As a clinical and developmental psychologist, my mission is to promote infant and early childhood mental health. My scientific focus is to better understand the intergenerational transmission of risk for mental health problems. In the CAN lab we document how exposures the pregnant person had throughout the lifespan can impact the pregnancy, preterm birth risk, newborn neurodevelopment, and susceptibility for psychopathology. Emotion dysregulation is a transdiagnostic, early-emerging marker of risk for a wide range of psychiatric outcomes, including ADHD, mood, and bipolar disorder. We study how emotion dysregulation – a modifiable intervention target – emerges early in development to inform preventive intervention efforts that begin prenatally and in the first year of life. Pregnant people with emotion dysregulation are also susceptible to a wide range of health risk behaviors, including substance use. Another line of research involves understanding how prenatal substance exposure, in combination with associated environmental exposures, affects neurodevelopment and mental health outcomes in early childhood. The overarching goal of my research is to leverage this science to prevent intergenerational transmission of mental health problems.

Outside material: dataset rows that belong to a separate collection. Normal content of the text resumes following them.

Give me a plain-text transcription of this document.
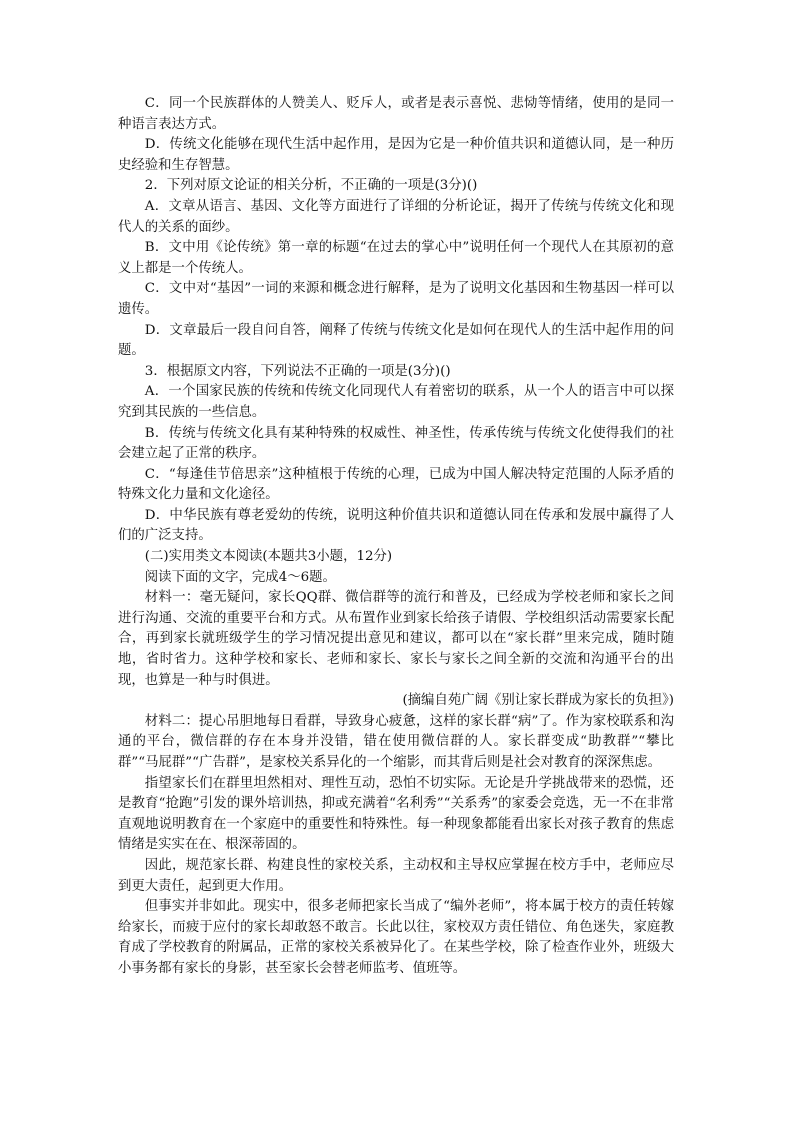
C．同一个民族群体的人赞美人、贬斥人，或者是表示喜悦、悲恸等情绪，使用的是同一种语言表达方式。

D．传统文化能够在现代生活中起作用，是因为它是一种价值共识和道德认同，是一种历史经验和生存智慧。

2．下列对原文论证的相关分析，不正确的一项是(3分)()

A．文章从语言、基因、文化等方面进行了详细的分析论证，揭开了传统与传统文化和现代人的关系的面纱。

B．文中用《论传统》第一章的标题“在过去的掌心中”说明任何一个现代人在其原初的意义上都是一个传统人。

C．文中对“基因”一词的来源和概念进行解释，是为了说明文化基因和生物基因一样可以遗传。

D．文章最后一段自问自答，阐释了传统与传统文化是如何在现代人的生活中起作用的问题。

3．根据原文内容，下列说法不正确的一项是(3分)()

A．一个国家民族的传统和传统文化同现代人有着密切的联系，从一个人的语言中可以探究到其民族的一些信息。

B．传统与传统文化具有某种特殊的权威性、神圣性，传承传统与传统文化使得我们的社会建立起了正常的秩序。

C．“每逢佳节倍思亲”这种植根于传统的心理，已成为中国人解决特定范围的人际矛盾的特殊文化力量和文化途径。

D．中华民族有尊老爱幼的传统，说明这种价值共识和道德认同在传承和发展中赢得了人们的广泛支持。

(二)实用类文本阅读(本题共3小题，12分)

阅读下面的文字，完成4～6题。

材料一：毫无疑问，家长QQ群、微信群等的流行和普及，已经成为学校老师和家长之间进行沟通、交流的重要平台和方式。从布置作业到家长给孩子请假、学校组织活动需要家长配合，再到家长就班级学生的学习情况提出意见和建议，都可以在“家长群”里来完成，随时随地，省时省力。这种学校和家长、老师和家长、家长与家长之间全新的交流和沟通平台的出现，也算是一种与时俱进。

(摘编自苑广阔《别让家长群成为家长的负担》)

材料二：提心吊胆地每日看群，导致身心疲惫，这样的家长群“病”了。作为家校联系和沟通的平台，微信群的存在本身并没错，错在使用微信群的人。家长群变成“助教群”“攀比群”“马屁群”“广告群”，是家校关系异化的一个缩影，而其背后则是社会对教育的深深焦虑。

指望家长们在群里坦然相对、理性互动，恐怕不切实际。无论是升学挑战带来的恐慌，还是教育“抢跑”引发的课外培训热，抑或充满着“名利秀”“关系秀”的家委会竞选，无一不在非常直观地说明教育在一个家庭中的重要性和特殊性。每一种现象都能看出家长对孩子教育的焦虑情绪是实实在在、根深蒂固的。

因此，规范家长群、构建良性的家校关系，主动权和主导权应掌握在校方手中，老师应尽到更大责任，起到更大作用。

但事实并非如此。现实中，很多老师把家长当成了“编外老师”，将本属于校方的责任转嫁给家长，而疲于应付的家长却敢怒不敢言。长此以往，家校双方责任错位、角色迷失，家庭教育成了学校教育的附属品，正常的家校关系被异化了。在某些学校，除了检查作业外，班级大小事务都有家长的身影，甚至家长会替老师监考、值班等。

I am Associate Professor in Psychiatry, and adjunct Associate Professor of Pediatrics at Duke University. Before coming to Duke, I was Associate Professor in the Department of Psychology, and adjunct Associate Professor in the Departments of Obstetrics & Gynecology and Pediatrics at the University of Utah. I received my PhD in Clinical Psychology at the University of Oregon and completed my clinical internship in Early Childhood Mental Health at the Children’s Hospital of Philadelphia. I have been continuously funded by the NIH since 2011 when I was awarded an F32 postdoctoral fellowship to examine the biological embedding of early life stress in children with prenatal substance exposure at Brown University. My work has been covered in media outlets like NPR and I have received multiple national and international early career research awards.